As ações coletivas, ou ações "sem rosto"3, no âmbito das relações de trabalho ganham importância como mecanismo assecuratório do acesso à justiça. No entanto, o simples reconhecimento do direito material violado não é capaz por si só de restaurar o status quo violado. Medidas executivas, a serem tomadas na fase de execução do processo, revelam-se necessárias para assegurar a efetividade do comando condenatório fruto da fase de cognição processual.
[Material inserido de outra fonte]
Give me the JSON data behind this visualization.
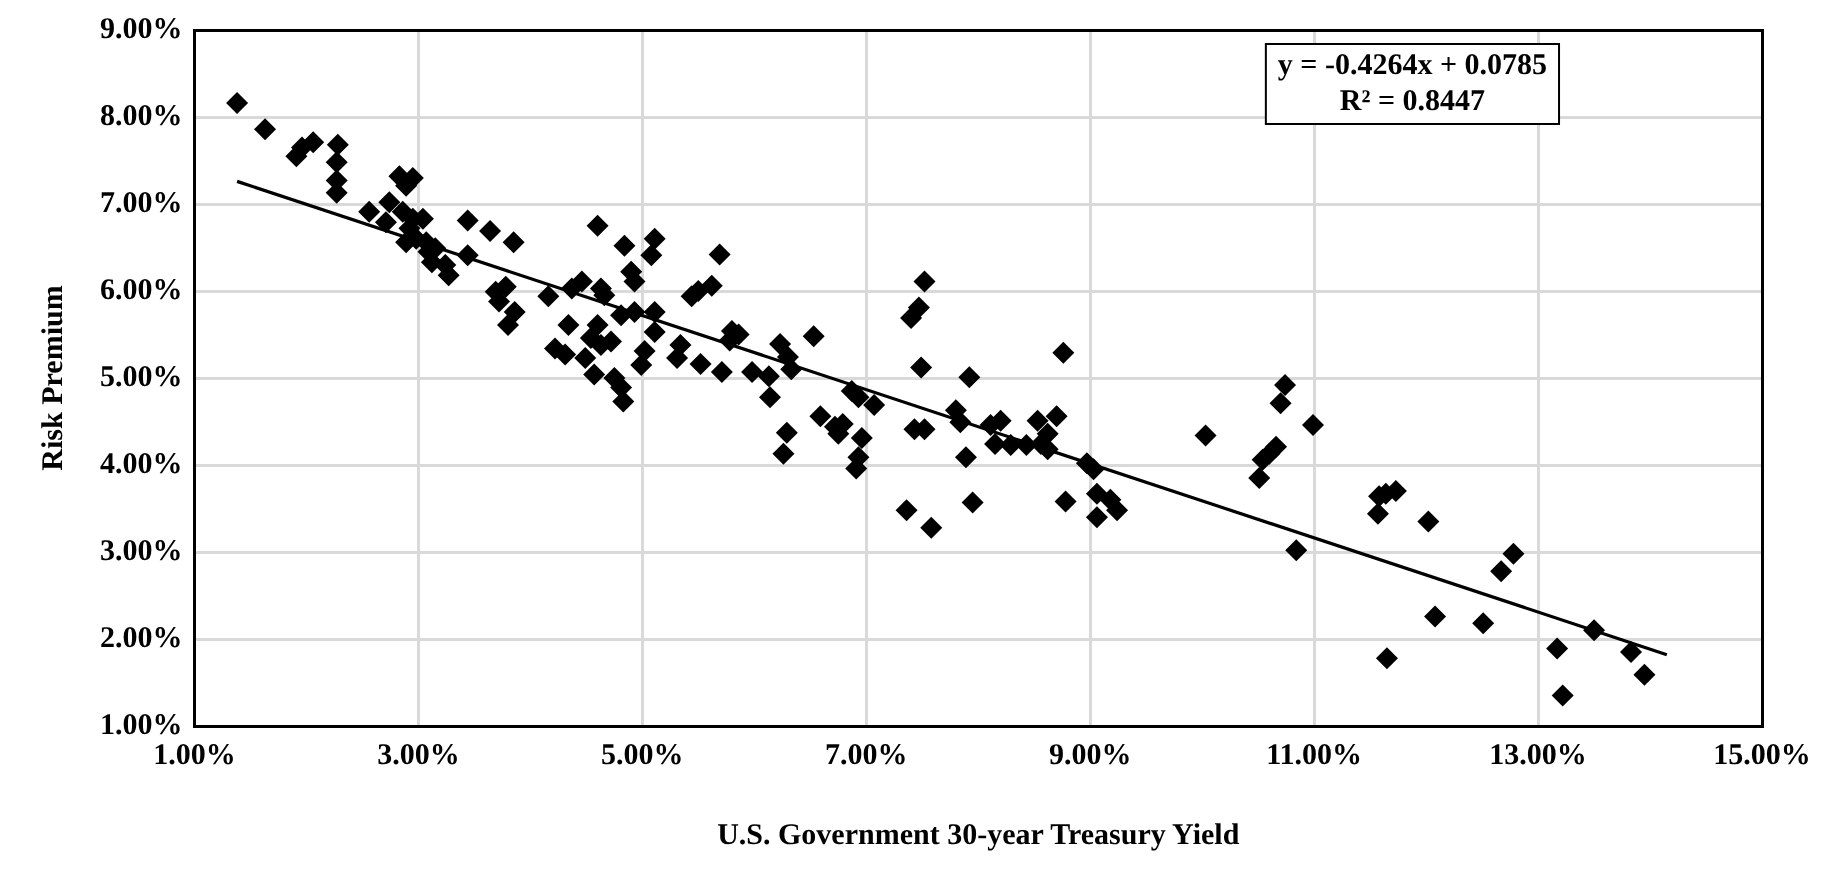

A fase executiva tendente à realização prática do direito material coloca em discussão diversas controvérsias acerca da competência do Juízo. Em razão da delimitação do objeto em estudo, deteremos à investigação acerca da natureza jurídica da competência para execução individual ou coletiva, envolvendo direitos metaindividuais reconhecidos em sentenças proferidas em ações civis públicas ou outras ações coletivas manejadas pelos legitimados extraordinários.

Para responder à indagação, abordar-se-á no primeiro momento os princípios constitucionais aplicáveis ao processo, dentre os quais o do acesso à justiça, em suas vertentes material e formal, o da efetividade da prestação jurisdicional e o da proteção ao trabalhador.

Apresentados os princípios constitucionais que devem nortear a interpretação do direito processual, serão apresentadas as vias de liquidação das sentenças coletivas para, então, partir para a investigação acerca do Juízo competente a fim de processar e julgar a execução desse título judicial.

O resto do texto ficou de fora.